Eu daria luz a minha filha e viria morar novamente com meus pais, sem sequer mencionar Leonardo em qualquer que fosse a ocasião que perguntassem sobre o pai. E esse quarto, provavelmente seria meu e de Gio agora e ela crescia tão feliz quanto eu fui aqui. Algumas lágrimas começavam a escorrer nas ultimas peças que eu dobrava enquanto imaginava tudo isso, quando ouvi alguém bater à porta.

— Filha, posso entrar? — minha mãe perguntou enquanto já começava a virar a maçaneta.

— Claro mãe, só estou arrumando a mala. — Me apressei a secar o rosto com a barra da manga do suéter que eu usava e se ela percebeu, eu não saberia dizer, pois me mantinha de costas pra ela pra não demonstrar mais do que já estava claro, a minha dor e insatisfação comigo mesma.

— Seu pai me contou que está voltando pra recomeçar as buscas. Você está mesmo certa disso? — eu apenas afirmei com a cabeça, olhando-a de cabeça baixa e forçando um sorriso. — Tudo bem então, eu estou aqui pra te apoiar a qualquer momento e em qualquer coisa ok? Quero que se lembre disso sempre que achar que chegou o fim. — Sem conseguir mais segurar, me rendi ao choro que começava a ficar intenso enquanto minha mãe me abraçava e acalentava em seu colo. — Pode chorar meu amor, as vezes faz bem! Não somos cem porcento fortes sempre. — A voz da minha mãe era suave e junto com o seu abraço, se tornavam o meu porto seguro de sempre.

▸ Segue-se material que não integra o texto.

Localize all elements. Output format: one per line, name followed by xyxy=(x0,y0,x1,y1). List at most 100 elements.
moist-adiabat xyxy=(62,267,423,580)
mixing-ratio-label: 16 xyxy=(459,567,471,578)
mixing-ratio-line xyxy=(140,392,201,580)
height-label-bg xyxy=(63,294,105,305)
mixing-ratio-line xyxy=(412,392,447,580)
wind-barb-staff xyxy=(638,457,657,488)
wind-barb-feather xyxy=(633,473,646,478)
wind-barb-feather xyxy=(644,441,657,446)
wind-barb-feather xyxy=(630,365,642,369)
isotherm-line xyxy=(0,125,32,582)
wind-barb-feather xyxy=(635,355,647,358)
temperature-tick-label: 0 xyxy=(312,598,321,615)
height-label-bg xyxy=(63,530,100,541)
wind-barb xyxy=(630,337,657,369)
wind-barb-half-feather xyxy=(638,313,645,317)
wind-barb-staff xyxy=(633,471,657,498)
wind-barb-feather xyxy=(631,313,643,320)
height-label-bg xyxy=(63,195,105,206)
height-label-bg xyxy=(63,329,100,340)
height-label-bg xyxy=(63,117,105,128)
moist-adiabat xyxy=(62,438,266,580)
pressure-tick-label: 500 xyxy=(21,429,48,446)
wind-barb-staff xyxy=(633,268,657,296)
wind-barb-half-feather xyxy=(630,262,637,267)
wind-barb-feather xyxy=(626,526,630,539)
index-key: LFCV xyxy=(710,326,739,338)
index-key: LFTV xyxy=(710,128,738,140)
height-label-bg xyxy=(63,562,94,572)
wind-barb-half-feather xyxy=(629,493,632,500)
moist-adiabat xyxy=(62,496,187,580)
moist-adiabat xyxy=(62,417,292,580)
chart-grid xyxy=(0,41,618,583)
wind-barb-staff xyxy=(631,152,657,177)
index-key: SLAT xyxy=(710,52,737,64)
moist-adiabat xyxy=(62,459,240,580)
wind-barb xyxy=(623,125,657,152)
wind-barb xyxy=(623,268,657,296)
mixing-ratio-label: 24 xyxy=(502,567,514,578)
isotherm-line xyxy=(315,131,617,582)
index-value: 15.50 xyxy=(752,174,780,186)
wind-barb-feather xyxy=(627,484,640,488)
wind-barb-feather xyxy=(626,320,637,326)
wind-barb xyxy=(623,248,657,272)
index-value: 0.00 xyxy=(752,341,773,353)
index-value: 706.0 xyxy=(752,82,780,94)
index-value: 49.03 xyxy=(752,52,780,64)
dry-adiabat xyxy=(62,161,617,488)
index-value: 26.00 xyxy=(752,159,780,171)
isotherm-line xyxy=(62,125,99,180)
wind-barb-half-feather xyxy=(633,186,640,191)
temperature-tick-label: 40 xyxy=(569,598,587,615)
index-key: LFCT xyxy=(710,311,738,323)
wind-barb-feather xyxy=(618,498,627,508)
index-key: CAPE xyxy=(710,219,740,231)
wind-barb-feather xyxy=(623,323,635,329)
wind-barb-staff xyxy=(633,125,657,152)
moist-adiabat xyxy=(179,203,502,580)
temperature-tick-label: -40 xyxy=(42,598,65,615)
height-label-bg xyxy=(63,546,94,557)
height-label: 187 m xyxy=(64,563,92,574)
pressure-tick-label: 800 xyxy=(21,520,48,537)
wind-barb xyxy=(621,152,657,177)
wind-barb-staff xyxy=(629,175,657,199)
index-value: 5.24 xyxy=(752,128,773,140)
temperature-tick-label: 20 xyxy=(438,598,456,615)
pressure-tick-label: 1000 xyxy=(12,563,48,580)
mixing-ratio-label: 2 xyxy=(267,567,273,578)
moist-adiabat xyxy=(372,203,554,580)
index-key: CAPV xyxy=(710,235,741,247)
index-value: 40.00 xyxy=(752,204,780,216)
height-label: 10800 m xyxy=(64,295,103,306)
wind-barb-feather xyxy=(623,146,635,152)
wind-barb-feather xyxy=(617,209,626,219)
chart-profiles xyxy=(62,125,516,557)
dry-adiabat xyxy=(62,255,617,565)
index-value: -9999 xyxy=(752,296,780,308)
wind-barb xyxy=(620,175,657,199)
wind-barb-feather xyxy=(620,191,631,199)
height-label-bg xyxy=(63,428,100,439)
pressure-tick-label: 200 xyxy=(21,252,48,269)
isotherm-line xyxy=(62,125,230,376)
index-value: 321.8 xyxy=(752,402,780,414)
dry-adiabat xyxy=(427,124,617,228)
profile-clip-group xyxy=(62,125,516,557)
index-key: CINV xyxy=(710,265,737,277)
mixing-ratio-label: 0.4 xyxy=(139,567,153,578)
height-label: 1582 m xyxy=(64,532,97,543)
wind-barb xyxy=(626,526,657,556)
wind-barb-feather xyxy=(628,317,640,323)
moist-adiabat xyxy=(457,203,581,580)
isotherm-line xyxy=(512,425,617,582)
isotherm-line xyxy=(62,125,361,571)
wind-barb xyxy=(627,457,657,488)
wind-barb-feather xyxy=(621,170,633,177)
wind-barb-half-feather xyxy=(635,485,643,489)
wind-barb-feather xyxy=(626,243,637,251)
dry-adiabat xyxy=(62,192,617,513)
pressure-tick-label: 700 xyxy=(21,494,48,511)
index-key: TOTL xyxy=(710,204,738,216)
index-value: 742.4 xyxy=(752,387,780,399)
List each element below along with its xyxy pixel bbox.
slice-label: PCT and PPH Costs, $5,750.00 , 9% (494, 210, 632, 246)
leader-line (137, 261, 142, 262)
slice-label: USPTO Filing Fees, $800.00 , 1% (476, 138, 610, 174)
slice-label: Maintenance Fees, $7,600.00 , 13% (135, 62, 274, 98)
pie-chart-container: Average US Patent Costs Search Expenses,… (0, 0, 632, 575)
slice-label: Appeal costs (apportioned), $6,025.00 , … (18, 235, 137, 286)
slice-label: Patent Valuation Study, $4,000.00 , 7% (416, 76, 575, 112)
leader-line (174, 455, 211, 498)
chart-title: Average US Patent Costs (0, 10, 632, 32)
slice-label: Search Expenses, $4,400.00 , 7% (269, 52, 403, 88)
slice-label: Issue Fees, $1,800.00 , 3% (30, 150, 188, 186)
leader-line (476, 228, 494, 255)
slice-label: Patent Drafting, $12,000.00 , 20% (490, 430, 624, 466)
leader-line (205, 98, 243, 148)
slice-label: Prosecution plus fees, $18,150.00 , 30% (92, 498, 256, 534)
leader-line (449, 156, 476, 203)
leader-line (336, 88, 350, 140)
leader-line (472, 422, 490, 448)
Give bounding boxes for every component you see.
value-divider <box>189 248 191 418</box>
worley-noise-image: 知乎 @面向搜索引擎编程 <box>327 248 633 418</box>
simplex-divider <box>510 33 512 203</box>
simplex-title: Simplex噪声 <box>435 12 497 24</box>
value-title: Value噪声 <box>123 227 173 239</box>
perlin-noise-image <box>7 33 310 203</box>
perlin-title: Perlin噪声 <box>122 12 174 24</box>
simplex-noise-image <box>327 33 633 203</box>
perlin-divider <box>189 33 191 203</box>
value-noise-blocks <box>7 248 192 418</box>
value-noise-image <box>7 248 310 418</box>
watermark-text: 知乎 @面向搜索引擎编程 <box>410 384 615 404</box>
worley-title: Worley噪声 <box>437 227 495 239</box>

Meu pai me levou até a rodoviária e eu consegui vaga no ônibus seguinte. Meu desespero era o mesmo de sempre e eu não aguentava esperar um dia parada sem buscar por minha filha. Me comunicando por mensagens com Bianca, ela me disse que não poderia ir me buscar pois havia trocado de horário com outro funcionário, mas que se eu não estivesse muito cansada, eu poderia ir pra loja ficar com ela em vez de ficar sozinha em casa ociosa e ansiosa, como ela disse que me conhecia bem e que eu ficaria. Respondi que dependendo do estado que eu chegasse, eu decidiria na hora. Desliguei o telefone e me permiti cochilar pelas próximas uma hora e quarenta minutos de viagem que vinha pela frente. O banco não era totalmente confortável, mas só por aquele curto período, acho que eu conseguiria descansar.

Chegando na rodoviária com meu pescoço dolorido, resolvi que iria direto para o apartamento mesmo. Peguei o celular para avisar Bia como combinado e distraída, atravessei a curta rua que levava de uma calçada a outra, digitando quando escutei um freio sendo acionado e o vapor quente do motor a centímetros de distância da minha perna. Congelei apertando os olhos com força e quando abri, dei de cara com uma bebezinha linda de olhos verdes rindo pra mim na cadeirinha presa no banco traseiro do carro. Meus olhos se encheram de lágrimas e minha única reação foi correr. Correr pra bem longe, daquela cena, daquela dor que cismava em me machucar. Eu não sei se estava machucada, se o homem que saia do carro estava me xingando ou tentando ajudar, eu não via e nem ouvia nada, a não ser aqueles olhinhos verdes e o sonzinho daquela risadinha que eu mal ouvia do lado de fora do carro. E eu só parei quando entrei em casa.